Against them stand the noble earthlings, although the film’s hero, Blair (Freddie Prinze, Jr.) is suspect in some circles because he is a half-breed. Yes, his mother was a Pilgrim. Who were the Pilgrims? Humans who were the original space voyagers, and developed a gene useful for instinctively navigating in “space-time itself.” (Just about all navigation is done in space-time itself, but never mind.) Pilgrims went too far and dared too much, so timid later men resented them—but if you need someone to skip across a Gravity Hole, a Pilgrim is your man.

There are actors on board capable of splendid performances. The commander of the fleet is played by David Warner, who brings utter believability to, alas, banal dialogue. Two of the other officers, played by Tcheky Karyo and Prochnow, are also fine; I’d like to see them in a real navy movie. Prinze shows again an easy grace and instant likability. Matthew Lillard, as a hotshot pilot named Maniac, gets into a daredevil competition with the Holder character, and I enjoyed their energy.
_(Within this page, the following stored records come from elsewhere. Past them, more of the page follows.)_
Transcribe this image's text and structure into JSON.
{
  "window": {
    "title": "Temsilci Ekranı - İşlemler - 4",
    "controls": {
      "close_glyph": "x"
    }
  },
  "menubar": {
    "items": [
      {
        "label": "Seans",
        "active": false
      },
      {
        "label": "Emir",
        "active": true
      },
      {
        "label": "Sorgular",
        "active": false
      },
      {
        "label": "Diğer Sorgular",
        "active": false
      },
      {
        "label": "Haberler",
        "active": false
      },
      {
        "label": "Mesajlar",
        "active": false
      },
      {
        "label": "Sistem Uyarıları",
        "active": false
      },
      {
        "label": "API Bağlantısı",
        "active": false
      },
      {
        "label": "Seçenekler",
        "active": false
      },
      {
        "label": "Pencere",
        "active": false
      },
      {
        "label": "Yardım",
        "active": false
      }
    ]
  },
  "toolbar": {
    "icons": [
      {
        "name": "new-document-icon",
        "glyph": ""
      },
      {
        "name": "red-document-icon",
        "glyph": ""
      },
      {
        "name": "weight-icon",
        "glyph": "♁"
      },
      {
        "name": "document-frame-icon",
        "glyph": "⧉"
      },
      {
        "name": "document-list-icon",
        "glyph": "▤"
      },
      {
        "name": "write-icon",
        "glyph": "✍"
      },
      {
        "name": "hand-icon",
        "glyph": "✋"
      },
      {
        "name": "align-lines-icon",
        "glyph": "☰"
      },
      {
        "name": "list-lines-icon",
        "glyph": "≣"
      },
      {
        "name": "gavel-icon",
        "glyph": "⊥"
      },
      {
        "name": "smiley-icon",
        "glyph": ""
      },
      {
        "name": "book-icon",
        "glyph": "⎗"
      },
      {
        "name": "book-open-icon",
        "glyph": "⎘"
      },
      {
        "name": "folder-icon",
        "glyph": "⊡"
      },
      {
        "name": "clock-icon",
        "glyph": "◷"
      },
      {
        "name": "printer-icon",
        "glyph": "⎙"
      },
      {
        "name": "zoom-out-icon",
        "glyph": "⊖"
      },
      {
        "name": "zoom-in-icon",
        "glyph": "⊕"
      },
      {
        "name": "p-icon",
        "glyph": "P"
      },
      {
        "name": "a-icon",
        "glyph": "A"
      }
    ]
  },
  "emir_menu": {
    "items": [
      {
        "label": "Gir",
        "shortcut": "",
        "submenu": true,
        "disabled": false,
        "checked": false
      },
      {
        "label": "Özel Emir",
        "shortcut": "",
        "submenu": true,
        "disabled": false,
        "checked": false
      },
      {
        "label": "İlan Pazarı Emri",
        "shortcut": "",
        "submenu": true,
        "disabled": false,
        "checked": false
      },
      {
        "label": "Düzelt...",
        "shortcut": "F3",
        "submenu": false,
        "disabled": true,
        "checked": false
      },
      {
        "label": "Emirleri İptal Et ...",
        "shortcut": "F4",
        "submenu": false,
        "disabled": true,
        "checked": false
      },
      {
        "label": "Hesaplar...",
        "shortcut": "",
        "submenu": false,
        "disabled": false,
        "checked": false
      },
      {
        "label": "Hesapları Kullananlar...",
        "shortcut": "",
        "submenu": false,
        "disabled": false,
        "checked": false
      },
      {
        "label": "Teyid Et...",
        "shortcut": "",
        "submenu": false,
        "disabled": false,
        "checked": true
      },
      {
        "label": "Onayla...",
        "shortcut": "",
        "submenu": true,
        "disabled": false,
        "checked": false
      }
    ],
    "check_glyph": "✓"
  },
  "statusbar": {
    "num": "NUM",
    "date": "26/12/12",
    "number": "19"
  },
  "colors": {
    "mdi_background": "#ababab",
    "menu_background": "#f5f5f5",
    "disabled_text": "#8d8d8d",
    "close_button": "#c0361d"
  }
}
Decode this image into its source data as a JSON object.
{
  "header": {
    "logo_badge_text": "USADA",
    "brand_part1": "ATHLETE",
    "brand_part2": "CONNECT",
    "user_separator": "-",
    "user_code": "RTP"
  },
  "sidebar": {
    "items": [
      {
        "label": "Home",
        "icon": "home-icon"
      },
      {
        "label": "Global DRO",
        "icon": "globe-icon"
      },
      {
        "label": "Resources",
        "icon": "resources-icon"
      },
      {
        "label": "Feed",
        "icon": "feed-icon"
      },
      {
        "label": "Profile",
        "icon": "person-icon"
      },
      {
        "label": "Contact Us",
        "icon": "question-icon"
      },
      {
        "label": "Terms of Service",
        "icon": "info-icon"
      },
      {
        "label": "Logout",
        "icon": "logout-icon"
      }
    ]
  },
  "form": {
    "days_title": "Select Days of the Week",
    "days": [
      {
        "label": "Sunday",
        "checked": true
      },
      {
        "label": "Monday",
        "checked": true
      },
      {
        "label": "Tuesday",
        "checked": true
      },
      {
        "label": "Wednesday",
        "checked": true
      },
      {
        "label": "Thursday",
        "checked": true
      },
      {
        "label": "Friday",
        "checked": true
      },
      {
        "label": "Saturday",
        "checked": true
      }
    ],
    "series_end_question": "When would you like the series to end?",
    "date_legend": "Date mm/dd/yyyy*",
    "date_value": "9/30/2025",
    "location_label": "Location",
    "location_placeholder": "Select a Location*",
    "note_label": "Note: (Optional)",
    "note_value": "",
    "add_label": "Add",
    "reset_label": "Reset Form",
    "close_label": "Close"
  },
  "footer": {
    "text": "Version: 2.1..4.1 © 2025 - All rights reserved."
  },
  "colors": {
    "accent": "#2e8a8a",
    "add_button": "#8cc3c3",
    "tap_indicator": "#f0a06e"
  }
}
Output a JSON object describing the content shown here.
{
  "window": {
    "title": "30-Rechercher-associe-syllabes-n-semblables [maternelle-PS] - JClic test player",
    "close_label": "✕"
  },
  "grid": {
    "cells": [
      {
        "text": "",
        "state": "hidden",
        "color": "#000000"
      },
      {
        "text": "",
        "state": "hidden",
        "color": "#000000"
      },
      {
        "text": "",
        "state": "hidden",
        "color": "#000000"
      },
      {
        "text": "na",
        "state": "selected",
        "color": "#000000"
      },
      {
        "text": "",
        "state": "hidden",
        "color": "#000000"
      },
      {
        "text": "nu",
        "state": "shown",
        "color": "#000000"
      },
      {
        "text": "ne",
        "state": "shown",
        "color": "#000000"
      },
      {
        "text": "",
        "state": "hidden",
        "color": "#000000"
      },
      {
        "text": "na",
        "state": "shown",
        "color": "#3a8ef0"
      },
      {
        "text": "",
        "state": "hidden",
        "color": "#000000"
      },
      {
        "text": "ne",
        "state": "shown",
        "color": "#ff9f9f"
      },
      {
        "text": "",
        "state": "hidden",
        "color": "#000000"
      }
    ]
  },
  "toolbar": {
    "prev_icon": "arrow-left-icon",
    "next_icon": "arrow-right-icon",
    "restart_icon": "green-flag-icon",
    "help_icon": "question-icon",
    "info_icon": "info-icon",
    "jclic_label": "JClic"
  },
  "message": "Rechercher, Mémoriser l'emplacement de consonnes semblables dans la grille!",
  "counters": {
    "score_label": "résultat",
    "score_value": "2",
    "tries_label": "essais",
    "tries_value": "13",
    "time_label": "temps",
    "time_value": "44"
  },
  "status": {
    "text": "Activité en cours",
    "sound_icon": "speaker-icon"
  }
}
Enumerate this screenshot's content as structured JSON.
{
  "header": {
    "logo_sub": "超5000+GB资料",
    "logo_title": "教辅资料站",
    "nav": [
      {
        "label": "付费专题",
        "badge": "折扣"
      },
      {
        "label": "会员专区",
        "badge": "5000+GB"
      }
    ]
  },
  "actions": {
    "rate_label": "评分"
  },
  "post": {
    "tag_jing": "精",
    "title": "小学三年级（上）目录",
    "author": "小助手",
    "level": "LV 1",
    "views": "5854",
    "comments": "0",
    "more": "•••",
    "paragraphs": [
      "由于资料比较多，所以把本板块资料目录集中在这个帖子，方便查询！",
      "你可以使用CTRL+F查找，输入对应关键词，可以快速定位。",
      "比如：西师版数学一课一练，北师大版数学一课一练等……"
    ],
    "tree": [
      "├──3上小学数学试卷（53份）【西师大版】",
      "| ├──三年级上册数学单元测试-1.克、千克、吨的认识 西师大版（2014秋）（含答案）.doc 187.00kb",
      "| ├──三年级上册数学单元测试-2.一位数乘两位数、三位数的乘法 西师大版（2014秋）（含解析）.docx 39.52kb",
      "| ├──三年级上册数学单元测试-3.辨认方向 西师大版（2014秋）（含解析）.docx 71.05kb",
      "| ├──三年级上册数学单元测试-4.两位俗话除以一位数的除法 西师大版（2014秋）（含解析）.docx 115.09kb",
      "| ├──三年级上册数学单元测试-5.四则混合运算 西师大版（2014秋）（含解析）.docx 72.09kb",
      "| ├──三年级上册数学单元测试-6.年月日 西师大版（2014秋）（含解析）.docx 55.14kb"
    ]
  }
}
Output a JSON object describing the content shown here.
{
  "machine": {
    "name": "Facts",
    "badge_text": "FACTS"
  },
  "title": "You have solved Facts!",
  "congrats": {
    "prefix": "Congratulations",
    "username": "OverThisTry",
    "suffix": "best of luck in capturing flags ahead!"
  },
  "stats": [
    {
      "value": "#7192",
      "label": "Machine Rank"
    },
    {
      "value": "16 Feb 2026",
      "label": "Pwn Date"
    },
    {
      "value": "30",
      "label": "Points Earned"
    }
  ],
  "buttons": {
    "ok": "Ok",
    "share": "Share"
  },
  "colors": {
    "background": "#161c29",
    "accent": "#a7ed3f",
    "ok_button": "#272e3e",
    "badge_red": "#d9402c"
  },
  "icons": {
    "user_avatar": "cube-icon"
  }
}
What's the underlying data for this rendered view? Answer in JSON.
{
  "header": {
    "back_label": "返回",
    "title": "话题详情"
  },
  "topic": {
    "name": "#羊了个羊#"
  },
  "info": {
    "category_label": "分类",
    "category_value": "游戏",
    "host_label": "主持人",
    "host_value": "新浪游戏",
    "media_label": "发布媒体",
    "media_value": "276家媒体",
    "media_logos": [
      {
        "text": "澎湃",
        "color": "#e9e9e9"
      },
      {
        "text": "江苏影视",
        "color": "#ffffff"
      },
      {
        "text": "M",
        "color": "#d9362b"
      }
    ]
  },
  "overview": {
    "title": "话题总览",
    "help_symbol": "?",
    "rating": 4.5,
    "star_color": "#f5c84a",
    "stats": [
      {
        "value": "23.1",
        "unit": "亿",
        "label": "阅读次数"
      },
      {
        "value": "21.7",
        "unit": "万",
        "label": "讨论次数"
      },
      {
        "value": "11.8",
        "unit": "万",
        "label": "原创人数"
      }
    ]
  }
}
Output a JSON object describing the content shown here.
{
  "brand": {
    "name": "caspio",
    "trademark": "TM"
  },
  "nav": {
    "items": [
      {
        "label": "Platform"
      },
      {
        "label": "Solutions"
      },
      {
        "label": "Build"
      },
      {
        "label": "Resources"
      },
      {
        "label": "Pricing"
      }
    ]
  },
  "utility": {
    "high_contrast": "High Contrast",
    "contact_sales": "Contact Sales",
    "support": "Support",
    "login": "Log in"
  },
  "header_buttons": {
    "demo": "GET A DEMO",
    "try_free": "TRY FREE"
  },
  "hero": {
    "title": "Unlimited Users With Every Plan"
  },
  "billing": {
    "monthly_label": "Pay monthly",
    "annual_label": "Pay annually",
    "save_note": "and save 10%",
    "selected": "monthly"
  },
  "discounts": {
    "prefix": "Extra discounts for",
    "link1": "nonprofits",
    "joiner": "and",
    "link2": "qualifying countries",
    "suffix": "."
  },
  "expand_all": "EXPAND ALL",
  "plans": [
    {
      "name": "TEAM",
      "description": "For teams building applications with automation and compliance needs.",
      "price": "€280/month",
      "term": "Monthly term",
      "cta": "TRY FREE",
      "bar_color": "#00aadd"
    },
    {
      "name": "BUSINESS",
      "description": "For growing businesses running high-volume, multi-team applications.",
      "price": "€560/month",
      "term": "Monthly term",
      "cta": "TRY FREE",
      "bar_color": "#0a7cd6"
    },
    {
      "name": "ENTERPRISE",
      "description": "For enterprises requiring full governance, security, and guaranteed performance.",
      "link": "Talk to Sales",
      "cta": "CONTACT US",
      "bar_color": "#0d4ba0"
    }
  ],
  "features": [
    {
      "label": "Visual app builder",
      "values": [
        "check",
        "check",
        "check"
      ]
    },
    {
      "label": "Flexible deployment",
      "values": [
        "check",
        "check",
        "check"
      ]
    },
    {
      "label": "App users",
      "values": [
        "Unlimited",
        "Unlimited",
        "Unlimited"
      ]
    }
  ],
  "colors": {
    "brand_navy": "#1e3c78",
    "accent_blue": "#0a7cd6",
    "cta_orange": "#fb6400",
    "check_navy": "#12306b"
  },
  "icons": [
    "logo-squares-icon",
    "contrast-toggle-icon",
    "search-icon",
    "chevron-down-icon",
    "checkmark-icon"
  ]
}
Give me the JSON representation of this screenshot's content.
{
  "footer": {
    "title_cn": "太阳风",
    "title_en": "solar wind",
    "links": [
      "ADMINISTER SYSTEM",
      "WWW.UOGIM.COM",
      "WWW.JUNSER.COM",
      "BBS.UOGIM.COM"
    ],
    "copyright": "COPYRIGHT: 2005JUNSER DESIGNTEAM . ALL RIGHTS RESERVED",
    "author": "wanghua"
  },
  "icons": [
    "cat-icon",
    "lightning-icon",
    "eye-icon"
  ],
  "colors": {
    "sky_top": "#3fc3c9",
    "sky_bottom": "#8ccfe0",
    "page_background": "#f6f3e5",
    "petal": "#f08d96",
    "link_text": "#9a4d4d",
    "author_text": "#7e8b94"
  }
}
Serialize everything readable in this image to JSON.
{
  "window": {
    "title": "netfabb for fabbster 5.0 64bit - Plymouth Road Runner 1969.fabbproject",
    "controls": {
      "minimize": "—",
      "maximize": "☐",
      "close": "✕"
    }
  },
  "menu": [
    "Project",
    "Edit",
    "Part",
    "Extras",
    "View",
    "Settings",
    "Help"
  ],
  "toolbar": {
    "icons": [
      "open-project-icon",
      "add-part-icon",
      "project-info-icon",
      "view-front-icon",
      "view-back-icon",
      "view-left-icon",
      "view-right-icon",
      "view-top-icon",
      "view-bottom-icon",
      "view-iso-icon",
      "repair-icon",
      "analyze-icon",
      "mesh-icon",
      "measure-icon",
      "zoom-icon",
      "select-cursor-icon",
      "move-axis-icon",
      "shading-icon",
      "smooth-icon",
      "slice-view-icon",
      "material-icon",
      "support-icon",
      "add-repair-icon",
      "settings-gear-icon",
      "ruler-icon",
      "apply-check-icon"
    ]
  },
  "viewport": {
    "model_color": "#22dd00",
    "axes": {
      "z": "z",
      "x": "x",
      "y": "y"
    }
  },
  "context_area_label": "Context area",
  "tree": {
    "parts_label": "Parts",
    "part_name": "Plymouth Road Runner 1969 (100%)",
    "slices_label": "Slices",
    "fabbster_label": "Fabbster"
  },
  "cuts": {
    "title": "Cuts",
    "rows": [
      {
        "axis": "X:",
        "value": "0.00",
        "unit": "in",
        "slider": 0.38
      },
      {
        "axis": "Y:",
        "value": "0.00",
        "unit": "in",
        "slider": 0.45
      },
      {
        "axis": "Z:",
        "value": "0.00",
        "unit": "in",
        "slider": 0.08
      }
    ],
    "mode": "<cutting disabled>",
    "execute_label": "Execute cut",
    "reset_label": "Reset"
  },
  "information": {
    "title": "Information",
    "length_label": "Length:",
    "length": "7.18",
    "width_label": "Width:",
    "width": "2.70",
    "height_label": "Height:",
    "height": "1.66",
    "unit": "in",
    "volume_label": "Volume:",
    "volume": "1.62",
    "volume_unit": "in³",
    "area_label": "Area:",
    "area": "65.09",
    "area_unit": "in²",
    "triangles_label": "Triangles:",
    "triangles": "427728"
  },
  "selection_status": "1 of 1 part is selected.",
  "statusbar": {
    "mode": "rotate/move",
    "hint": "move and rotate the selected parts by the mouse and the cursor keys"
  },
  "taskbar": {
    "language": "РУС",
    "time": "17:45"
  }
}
And the perfectly named Saffron Burrows has a pleasing presence as the head of the pilot squadron, although having recently seen her in a real movie (Mike Figgis’s The Loss of Sexual Innocence, at Sundance), I assume she took this role to pay the utility bills.

These actors, alas, are at the service of a submoronic script and special effects that look like a video game writ large. Wing Commander arrives at the end of a week that began with the death of the creator of 2001: A Space Odyssey. Close the pod bay door, Hal. And turn off the lights.

Year of the Horse

(Directed by Jim Jarmusch; starring Neil Young, Ralph Molina; 1997)

Year of the Horse plays like This is Spinal Tap made from antimatter. Both films are about aging rockers, but Year of the Horse removes the humor and energy, portraying Neil Young and Crazy Horse as the survivors of a death march. There are times, indeed, when Young, his hair plastered flat against his face with sweat, his eyes haunted beneath a glowering brow, looks like a candidate for a mad slasher role.

The film, directed by Jim Jarmusch, follows a 1996 concert tour and intercuts footage from 1986 and 1976 tours. It’s all shot in muddy earth tones, on grainy Super-8 film, Hi Fi 8 video, and 16mm. If you seek the origin of the grunge look, seek no further: Young, in his floppy plaid shirts and baggy shorts, looks like a shipwrecked lumberjack. His fellow band members, Billy Talbot, Poncho Sampedro, and Ralph Molina, exude vibes that would strike terror into the heart of an unarmed convenience store clerk.